To be fair, the extra six or seven grand gets you—among numerous other niceties—HID headlights, a dual-panel moonroof, the abovementioned paddle shifters, iPod/USB connectivity (which should be standard by now), and Nissan/Infiniti’s excellent infotainment system, which bundles a hard-drive-based navigation system with one of the most intuitive interfaces on the market. Never mind that the claimed seven-inch display screen is closer to six; the only real issue here is that the dashboard-based controls are an uncomfortable reach for lanky drivers, leaving us with a new appreciation for console-mounted control knobs (see the Hyundai Genesis
or Mercedes-Benz C-Class
Despite the Premium package’s upgraded leather and exclusive wood-tone trim, we didn’t find our Maxima’s interior quite worthy of the car’s lofty price tag. Sure, you can do worse, but our maxed-out Maxima competes with the likes of the aforementioned Genesis
, not to mention the redesigned BMW 3 Series
and Nissan’s own Infiniti G37
. And the plunging roofline and high middle seat limit real-world rear capacity to two medium-plus-sized adults.

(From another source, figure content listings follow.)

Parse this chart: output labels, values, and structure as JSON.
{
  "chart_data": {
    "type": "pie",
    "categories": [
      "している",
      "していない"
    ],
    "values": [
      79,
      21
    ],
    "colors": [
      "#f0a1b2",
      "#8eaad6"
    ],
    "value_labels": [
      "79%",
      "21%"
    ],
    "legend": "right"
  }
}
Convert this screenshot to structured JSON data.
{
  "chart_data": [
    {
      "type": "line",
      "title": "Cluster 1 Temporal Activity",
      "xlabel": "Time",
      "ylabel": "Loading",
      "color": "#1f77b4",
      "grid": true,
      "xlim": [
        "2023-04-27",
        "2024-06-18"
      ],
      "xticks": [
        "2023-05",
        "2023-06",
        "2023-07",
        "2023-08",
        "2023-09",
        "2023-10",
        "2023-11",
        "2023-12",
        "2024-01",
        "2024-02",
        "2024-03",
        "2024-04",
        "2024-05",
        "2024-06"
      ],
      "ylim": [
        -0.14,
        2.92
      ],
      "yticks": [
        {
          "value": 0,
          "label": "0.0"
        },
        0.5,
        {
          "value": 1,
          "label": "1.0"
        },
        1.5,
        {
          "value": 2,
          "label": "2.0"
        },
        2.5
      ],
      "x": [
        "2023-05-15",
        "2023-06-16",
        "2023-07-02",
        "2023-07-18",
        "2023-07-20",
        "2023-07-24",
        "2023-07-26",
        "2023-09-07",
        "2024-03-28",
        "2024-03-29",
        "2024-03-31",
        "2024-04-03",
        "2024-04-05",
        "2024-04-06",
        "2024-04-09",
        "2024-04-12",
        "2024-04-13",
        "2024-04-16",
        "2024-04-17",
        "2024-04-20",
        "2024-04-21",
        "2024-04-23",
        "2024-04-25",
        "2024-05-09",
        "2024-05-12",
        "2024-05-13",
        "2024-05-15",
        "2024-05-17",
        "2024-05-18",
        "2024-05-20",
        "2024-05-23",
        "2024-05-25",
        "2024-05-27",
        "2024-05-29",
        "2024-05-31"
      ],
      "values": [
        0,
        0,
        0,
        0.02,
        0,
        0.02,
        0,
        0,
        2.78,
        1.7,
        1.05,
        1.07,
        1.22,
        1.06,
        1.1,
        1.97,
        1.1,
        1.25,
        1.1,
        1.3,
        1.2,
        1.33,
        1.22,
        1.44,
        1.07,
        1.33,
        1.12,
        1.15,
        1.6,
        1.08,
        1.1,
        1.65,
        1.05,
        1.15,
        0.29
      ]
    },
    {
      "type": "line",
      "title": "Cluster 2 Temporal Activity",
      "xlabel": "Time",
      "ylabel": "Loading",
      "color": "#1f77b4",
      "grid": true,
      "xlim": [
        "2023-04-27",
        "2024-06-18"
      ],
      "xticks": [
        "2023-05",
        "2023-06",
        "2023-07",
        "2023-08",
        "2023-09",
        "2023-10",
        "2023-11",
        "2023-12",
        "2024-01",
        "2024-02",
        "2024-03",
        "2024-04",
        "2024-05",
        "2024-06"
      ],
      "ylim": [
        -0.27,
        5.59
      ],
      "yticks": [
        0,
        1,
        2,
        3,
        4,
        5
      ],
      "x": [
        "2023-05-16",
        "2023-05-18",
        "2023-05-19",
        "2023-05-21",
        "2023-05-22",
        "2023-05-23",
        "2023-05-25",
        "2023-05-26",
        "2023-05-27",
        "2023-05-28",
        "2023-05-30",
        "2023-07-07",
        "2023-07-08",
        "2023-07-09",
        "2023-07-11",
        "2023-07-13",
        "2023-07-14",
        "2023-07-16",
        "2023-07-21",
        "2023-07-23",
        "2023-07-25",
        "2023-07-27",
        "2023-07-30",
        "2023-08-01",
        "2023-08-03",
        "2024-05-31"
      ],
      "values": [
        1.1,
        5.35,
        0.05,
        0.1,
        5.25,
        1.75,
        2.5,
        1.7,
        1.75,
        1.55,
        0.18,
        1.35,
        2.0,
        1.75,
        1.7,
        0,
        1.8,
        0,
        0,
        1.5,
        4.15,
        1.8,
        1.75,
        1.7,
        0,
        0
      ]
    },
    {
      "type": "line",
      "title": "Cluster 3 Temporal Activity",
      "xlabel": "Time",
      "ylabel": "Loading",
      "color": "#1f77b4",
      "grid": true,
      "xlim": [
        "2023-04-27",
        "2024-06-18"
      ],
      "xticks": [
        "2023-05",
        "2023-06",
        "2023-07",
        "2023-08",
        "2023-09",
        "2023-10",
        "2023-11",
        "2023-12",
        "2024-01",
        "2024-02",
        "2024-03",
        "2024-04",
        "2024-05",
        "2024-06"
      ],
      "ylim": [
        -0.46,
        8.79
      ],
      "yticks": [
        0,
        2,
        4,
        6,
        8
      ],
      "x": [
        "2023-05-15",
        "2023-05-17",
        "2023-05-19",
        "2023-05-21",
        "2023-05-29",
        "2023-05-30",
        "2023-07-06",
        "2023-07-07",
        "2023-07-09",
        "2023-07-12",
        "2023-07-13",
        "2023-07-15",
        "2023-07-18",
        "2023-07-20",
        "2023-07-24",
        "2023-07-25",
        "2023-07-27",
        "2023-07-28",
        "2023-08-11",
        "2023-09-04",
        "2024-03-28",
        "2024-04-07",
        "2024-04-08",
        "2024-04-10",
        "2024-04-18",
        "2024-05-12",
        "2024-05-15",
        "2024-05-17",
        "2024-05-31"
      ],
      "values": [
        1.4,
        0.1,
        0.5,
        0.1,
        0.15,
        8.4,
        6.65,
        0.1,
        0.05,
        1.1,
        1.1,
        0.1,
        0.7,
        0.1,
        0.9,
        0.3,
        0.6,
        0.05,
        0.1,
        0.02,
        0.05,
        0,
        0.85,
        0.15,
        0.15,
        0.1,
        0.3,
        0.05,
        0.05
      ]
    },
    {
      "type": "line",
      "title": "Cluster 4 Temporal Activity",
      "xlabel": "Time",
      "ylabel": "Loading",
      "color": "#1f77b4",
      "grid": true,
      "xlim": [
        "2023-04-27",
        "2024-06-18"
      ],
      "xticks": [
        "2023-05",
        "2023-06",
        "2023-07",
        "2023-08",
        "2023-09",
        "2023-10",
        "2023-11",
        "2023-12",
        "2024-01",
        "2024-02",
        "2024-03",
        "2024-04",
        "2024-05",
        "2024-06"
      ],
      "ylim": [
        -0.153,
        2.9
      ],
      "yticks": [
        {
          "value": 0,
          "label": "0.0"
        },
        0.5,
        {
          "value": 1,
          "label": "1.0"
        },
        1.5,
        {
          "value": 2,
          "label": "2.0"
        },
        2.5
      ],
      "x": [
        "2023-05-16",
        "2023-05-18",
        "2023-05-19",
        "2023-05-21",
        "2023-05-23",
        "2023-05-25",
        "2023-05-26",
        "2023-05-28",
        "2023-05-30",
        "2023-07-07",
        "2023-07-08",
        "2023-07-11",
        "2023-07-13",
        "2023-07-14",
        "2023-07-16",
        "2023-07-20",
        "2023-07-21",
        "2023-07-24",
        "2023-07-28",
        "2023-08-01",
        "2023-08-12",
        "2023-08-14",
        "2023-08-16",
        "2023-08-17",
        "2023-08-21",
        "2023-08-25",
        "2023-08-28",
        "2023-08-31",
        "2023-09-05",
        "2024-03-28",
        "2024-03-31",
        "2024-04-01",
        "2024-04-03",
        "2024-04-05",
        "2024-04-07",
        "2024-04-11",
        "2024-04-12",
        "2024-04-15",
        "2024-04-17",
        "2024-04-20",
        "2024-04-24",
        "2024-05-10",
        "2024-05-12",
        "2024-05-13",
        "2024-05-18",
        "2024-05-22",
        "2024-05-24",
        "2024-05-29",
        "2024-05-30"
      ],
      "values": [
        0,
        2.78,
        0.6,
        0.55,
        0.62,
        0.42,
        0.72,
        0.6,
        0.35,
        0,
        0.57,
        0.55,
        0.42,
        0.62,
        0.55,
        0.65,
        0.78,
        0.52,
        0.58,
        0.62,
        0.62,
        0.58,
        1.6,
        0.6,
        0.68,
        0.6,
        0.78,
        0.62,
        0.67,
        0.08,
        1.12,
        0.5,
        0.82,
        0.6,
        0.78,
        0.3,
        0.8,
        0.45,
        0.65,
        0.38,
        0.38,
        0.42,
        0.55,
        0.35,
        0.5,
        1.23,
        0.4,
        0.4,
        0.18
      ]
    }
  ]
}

Let’s be clear: the Maxima’s interior is quite nice on its own merits, featuring soft-touch panels for the dash and doors as well as a generally high-quality ambiance. It’s a step up from the Altima’s pleasant interior, so in that sense it does its job. We’re just not sold on it as a luxury-car cabin.
When the Maxima debuted a few years back, its jagged headlights sparked much debate among, well, geeks like us who debate such things. Time hasn’t fully healed those wounds, but we’ll grudgingly award Nissan a few points for originality. The most striking stylistic element here is the rear fenders, which curve out from the greenhouse to form Porsche-style “hips.” Also worth noting is the voluptuous hood, which unceremoniously terminates at the apparently Mack-truck-inspired upright grille.
Market Segment and Pricing
Let’s start with the obvious: the Maxima’s hard to love at over $40,000. But as a bigger, nicer Altima, the base Maxima S has real appeal in its low-$30s comfort zone. Try the Altima V6
, of course, and also take a look at the new Camry SE V6
and Volkswagen Passat V6
. We’d throw the rear-drive Chrysler 300
and Hyundai Genesis
into the mix as well. Capable cars all, but at the S model’s lower price point, the Maxima’s got a fighting chance.
What We Think
Nissan has a great commercial in which a 370Z
driver learns he’s a father-to-be and trades his Z on a new Maxima—the four-door sports car. But in truth, Nissan already has one of the sportiest family sedans on the market in the Altima V6
, and the Maxima is just a larger, slightly more luxurious variant. Not that there’s anything wrong with that; on the contrary, the Maxima is undeniably an all-around nice car. Just keep an eye on the price, as there are some real four-door sports cars available from the mid-$30s on up.